Segundo a psicoterapeuta, Olga Inês Tessari, são vários os fatores que levam à
traição: questões culturais, carências, insatisfação em relação a desejos e
expectativas com o (a) parceiro (a), vingança, a busca pelo novo, o estímulo
provocado pela sensação de perigo, ou mesmo do poder.
Os homens
acreditam que a infidelidade masculina faz parte de sua natureza poligâmica. A
poligamia vem dos tempos bíblicos, quando, mesmo, o patriarca, Abrãao, por ser
Sara, sua esposa, estéril, norma que quando esse fato ocorresse, para assegurar
a descendência, o homem poderia tomar uma outra mulher, Abrãao foi pai de
Ismael, com Agar, serva de Sara. Aos cem anos, tendo Sara, noventa, foram pais
de Isaac, uma promessa de Deus. Vale destacar-se que os anos não eram contados
no calendário gregoriano atual, introduzido em 1582.
Em muitas culturas
ocidentais e no Brasil o regime matrimonial é monogâmico, apesar, da hipocrisia
reinante. A mulher brasileira, durante centena de anos foi escrava no casamento,
sem direitos civis, sem liberdade, pagando sozinha pelo adultério que era
considerado crime, quando, a fidelidade era exigência para ambos os cônjuges.
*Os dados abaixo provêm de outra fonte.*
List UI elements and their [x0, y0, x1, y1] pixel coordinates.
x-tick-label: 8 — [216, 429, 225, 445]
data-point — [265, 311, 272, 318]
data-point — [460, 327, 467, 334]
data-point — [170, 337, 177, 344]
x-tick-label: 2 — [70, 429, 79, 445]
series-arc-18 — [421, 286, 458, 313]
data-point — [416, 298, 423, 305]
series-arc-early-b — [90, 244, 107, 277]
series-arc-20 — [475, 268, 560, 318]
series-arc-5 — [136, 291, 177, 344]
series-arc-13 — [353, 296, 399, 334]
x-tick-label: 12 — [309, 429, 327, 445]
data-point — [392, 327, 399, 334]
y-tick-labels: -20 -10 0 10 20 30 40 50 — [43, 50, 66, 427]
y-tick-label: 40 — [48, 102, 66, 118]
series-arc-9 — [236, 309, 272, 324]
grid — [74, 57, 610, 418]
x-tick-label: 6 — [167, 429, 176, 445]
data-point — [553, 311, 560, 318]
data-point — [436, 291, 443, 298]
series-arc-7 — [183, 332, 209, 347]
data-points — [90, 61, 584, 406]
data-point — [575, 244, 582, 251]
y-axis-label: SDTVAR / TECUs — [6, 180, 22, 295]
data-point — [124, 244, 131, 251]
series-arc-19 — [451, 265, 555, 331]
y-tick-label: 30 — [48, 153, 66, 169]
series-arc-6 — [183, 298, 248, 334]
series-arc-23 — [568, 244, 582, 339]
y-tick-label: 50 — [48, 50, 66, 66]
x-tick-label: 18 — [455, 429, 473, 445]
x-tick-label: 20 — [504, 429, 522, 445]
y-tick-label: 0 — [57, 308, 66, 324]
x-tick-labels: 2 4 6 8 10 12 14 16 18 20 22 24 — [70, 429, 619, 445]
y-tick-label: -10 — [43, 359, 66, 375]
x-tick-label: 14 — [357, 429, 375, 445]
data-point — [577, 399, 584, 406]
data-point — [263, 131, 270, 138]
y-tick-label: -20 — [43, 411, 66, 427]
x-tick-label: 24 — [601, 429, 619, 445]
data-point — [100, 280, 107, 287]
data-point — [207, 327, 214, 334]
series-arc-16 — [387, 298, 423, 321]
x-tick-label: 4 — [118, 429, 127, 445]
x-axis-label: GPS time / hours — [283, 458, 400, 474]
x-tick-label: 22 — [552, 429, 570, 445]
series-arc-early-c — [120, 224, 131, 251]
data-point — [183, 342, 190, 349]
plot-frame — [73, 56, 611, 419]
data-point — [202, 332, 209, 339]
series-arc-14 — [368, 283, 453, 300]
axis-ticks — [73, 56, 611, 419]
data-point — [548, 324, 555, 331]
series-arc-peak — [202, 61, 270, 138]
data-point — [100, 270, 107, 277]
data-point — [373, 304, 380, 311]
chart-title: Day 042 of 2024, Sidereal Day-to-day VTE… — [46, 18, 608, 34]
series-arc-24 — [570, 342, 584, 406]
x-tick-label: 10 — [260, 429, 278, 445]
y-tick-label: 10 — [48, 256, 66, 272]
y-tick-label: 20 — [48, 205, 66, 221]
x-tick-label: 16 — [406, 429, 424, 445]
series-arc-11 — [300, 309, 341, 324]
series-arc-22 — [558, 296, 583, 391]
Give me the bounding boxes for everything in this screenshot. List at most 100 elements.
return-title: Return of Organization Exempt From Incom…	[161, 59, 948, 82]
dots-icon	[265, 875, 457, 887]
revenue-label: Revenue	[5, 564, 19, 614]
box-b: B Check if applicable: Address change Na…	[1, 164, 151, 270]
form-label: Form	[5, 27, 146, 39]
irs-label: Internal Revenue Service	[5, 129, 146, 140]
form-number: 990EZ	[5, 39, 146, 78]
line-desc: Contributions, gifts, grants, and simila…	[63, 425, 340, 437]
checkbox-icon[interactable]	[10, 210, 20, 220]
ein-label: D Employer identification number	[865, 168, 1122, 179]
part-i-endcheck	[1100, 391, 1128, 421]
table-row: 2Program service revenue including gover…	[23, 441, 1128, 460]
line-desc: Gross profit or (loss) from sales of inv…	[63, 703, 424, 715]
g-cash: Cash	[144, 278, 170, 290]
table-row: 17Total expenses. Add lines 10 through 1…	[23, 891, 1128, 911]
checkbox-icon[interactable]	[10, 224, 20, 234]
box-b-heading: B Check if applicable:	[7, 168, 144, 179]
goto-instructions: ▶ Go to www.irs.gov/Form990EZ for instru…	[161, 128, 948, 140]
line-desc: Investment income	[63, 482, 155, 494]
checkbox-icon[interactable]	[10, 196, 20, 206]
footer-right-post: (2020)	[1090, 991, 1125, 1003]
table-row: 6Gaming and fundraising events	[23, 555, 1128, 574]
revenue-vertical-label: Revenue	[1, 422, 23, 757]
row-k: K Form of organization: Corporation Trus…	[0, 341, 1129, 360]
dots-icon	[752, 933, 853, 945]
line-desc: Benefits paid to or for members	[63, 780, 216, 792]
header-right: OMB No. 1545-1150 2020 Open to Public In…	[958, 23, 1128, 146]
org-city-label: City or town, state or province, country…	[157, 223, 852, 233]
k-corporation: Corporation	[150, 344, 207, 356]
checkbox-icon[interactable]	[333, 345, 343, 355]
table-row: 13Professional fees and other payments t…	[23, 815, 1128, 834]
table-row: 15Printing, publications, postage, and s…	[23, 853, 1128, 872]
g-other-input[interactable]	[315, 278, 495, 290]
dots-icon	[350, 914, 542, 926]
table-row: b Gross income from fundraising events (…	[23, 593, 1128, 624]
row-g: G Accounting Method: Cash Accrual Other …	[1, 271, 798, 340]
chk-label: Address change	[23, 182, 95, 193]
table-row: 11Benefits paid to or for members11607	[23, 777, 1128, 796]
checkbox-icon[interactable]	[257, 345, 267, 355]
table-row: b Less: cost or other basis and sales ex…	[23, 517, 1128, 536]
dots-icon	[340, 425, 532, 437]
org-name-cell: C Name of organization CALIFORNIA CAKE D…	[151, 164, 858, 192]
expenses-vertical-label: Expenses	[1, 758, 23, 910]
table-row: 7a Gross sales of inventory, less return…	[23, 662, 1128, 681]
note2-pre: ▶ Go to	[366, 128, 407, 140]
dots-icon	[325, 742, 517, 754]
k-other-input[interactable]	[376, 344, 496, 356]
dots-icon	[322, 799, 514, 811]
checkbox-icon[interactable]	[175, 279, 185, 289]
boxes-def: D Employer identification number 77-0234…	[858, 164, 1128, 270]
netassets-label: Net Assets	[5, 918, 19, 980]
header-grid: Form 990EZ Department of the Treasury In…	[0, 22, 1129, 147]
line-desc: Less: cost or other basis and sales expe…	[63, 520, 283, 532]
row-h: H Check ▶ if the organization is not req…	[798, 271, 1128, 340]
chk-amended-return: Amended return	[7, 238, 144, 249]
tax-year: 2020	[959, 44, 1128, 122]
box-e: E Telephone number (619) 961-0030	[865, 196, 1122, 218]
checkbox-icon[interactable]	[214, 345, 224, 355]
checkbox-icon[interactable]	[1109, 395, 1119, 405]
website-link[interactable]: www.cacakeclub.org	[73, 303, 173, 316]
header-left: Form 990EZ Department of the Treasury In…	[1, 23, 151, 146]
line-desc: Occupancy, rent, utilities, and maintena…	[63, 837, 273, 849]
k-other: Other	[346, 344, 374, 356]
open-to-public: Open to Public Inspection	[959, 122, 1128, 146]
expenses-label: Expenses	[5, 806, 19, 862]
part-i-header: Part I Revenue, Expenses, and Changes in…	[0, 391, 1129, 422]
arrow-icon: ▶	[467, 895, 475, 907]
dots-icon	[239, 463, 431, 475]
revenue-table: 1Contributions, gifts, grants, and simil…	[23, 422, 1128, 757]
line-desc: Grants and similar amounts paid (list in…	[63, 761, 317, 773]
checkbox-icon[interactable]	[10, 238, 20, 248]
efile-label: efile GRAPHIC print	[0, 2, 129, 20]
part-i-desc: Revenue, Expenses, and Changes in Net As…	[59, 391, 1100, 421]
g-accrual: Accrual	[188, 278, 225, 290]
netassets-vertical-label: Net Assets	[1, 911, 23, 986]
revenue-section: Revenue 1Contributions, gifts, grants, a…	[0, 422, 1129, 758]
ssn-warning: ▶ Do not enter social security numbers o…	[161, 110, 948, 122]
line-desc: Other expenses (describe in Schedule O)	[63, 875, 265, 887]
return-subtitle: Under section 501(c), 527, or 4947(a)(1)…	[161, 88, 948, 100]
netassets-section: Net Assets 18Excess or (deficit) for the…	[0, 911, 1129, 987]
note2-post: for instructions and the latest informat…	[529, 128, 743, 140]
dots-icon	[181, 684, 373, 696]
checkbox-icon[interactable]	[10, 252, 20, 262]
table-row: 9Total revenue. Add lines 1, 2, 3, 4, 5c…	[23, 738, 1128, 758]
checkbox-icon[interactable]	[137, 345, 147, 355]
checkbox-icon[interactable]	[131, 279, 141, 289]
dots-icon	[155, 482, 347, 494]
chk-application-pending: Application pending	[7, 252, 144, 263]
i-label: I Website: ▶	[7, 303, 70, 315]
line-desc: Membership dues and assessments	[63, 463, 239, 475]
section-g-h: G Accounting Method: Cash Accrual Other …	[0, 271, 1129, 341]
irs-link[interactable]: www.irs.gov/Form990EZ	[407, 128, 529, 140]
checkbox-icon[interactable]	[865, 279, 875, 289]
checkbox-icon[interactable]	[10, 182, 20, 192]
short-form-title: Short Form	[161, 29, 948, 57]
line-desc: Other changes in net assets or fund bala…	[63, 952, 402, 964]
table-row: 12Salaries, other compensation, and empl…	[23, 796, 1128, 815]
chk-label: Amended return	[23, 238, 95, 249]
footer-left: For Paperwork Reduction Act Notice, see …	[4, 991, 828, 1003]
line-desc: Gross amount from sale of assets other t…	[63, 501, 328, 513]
A lei 11.106/2005, que revogou o artigo 240, sancionada pelo presidente, Lula,
passou a não mais considerá-lo crime, os direitos e deveres da união estável ou
formal considera o desrespeito como motivação jurídica para a separação em ambos
os sexos. A mulher passou a ter uma liberdade nunca conhecida e necessita de
idoneidade para saber usá-la adequadamente e não fazer o que os, homens,
professores na matéria, lhes ensinaram por muitos tempos. Obviamente, a traição,
quer seja masculina ou feminina, ocasiona a mesma forma de repúdio e decepção.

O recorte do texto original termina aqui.